En dépit de ses imperfections, Nastyness dément deux de nos préjugés : il démontre que le rap français peut être écoutable, et il donne la preuve qu'un artiste hip hop sait parfois durer sans cesser d'être pertinent.

Alki / Chronowax :: 2001 :: acheter ce disque

Dee Nasty, pionnier du rap français, auteur avec Paname City Rappin' du premier album du genre, ne peut que susciter le respect. Mais de là à s'intéresser à ses récentes productions, il y avait tout de même un pas à franchir. C'est chose faite depuis qu'il a été annoncé que le DJ s'associerait à Anti-Pop Consortium ainsi qu'à Apani B. le temps de quelques titres de son nouvel album. L'objet, le nom des guests et le tracklisting définitif enfin sous nos yeux, il est désormais évident que Nastyness est l'une de ces œuvres régénératrices par lesquelles des artistes vétérans s'efforcent de prouver qu'il faut toujours compter avec eux. De telles ambitions mènent habituellement, et invariablement, soit à la résurrection, soit au grotesque. Qu'en est-il donc du cas Dee Nasty ?

De façon évidente, le DJ démontre qu'il s'est tenu au courant de l'état du hip hop. Long, Nastyness rassemble toutes les facettes du genre en 2001, qu'elles soient francophones ou anglophones. Bon, évidemment, se retrouvent quelques raps français pas franchement renversants comme "Hip Hop Tradition (In Action)" en compagnie de Solo et Kalash. Et dans le filon "morceaux au mauvais goût du jour" s'insèrent deux trois inepties "conscious"/"nu soul", dont les ridicules "La Poesia" et "J'ai Tout", où Kaïna nous sort des crétineries du genre "la vraie beauté c'est la beauté du cœur" (à peu de chose près). Un titre d'autant plus ridicule que la redoutable Apani B. Fly Emcee prend aussitôt le relais sur "Blaizing Trails", l'un des meilleurs morceaux de Nastyness, dominé par le flow de la rappeuse plus que par l'accompagnement du DJ.

Dee Nasty n'oublie pas non plus de faire du tuntablism sur "I Give you All" et "Scratch to the Funk", virant jusqu'au hip hop abstrait sur le finale très réussi de "Zulu Forever". Il n'omet pas non plus de payer un tribut aux autres musiques noires (funk notamment sur "Peace & Unity") et d'apporter sa touche au revival electro ("3 Heures pour Poser" en compagnie des guignols de Saïan Supa Crew). Enfin, il s'intéresse aux franges les plus expérimentales du hip hop indépendant en conviant Anti-Pop Consortium sur "The Looking Glass". Sauf qu'ici, il y a sensible erreur sur la marchandise : en lieu et place des ambiances étranges et hallucinées de Tragic Epilogue, voici un titre lisse et parcouru de scratches académiques. Mauvaise surprise tout à fait relative, néanmoins, le morceau dévoilant à l'écoute un charme réel et pérenne, insoupçonné à premier abord.

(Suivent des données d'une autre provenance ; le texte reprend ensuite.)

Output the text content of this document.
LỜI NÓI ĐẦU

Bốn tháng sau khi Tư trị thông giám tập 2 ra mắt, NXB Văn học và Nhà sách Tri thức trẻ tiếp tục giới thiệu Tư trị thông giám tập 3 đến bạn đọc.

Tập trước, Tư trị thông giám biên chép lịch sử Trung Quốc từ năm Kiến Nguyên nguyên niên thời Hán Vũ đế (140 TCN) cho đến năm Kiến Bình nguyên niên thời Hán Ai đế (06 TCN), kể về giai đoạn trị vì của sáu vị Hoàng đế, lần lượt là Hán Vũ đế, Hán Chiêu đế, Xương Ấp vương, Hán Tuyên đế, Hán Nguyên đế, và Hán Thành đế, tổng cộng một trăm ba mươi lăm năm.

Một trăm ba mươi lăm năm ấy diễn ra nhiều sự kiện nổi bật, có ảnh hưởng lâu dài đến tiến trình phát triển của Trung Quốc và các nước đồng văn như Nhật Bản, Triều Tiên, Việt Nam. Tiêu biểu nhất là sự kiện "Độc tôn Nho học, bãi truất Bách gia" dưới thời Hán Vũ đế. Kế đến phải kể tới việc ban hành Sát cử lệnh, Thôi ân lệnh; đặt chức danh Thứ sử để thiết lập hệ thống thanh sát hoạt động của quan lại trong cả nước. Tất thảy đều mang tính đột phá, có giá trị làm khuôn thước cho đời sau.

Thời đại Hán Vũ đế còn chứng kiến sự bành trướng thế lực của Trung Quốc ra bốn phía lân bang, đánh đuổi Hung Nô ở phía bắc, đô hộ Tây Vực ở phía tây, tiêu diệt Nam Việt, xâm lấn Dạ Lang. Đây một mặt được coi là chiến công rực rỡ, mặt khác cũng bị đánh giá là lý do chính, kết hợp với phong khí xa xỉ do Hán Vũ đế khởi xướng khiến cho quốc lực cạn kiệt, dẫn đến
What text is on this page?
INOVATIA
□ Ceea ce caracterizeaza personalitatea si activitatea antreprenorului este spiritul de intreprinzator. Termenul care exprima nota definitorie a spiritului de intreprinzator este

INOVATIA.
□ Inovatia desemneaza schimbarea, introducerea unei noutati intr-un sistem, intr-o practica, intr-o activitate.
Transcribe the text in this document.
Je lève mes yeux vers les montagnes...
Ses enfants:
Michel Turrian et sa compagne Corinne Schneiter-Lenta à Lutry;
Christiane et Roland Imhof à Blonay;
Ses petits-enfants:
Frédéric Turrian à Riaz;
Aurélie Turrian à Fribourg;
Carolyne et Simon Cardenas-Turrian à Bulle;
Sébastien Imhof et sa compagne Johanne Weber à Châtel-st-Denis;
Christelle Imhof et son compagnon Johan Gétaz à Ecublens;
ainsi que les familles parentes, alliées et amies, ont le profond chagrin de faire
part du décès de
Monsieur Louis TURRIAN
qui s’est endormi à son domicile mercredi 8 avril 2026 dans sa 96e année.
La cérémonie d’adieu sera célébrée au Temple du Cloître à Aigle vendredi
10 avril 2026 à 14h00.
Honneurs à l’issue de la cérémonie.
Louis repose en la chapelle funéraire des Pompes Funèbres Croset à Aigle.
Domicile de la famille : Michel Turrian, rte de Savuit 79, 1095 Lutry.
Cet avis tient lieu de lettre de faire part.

La plupart des titres de Nastyness sonnent donc finalement traditionnel, Dee Nasty livrant avec sagesse le hip hop qu'il maîtrise le mieux, celui qu'il défend depuis vingt ans. A une exception près, une exception notable, décisive, qui soutient à elle seule l'album et en assure la réussite : une réminiscence discrète mais capitale de ses escapades dans la house. Pas toujours perceptible, cette influence se traduit avant tout par un rythme souvent plus veule et moins heurté que celui habituel au hip hop, par des montées et des baisses de tension bien gérées, par de très légères nappes et de nombreux autres effets indéniablement issus du genre. Une écoute au casque de "Bum Rush", "Ding Dong", "Pirates" ou du funky "Peace & Unity" permet de le constater.

Evidemment, de telles influences pourraient aussi bien aboutir à un désastre. Sauf que Dee Nasty n'a rien d'un amateur de musiques électroniques tout joyeux de s'encanailler au son du hip hop. Son parcours à lui est inverse, et il évite le syndrome de la musique papier-peint. Mieux encore, si sa volonté de se montrer au goût du jour aboutit ici ou là à quelques inepties, elle n'étouffe ni sa sincérité, ni sa touche personnelle, évidentes sur "La Jalousie" et sur "At Close Range". Finalement, Nastyness est une double anomalie plutôt bienvenue : un album hip hop français supérieur à la moyenne, et la preuve qu'un artiste rap sait parfois durer sans cesser d'être pertinent.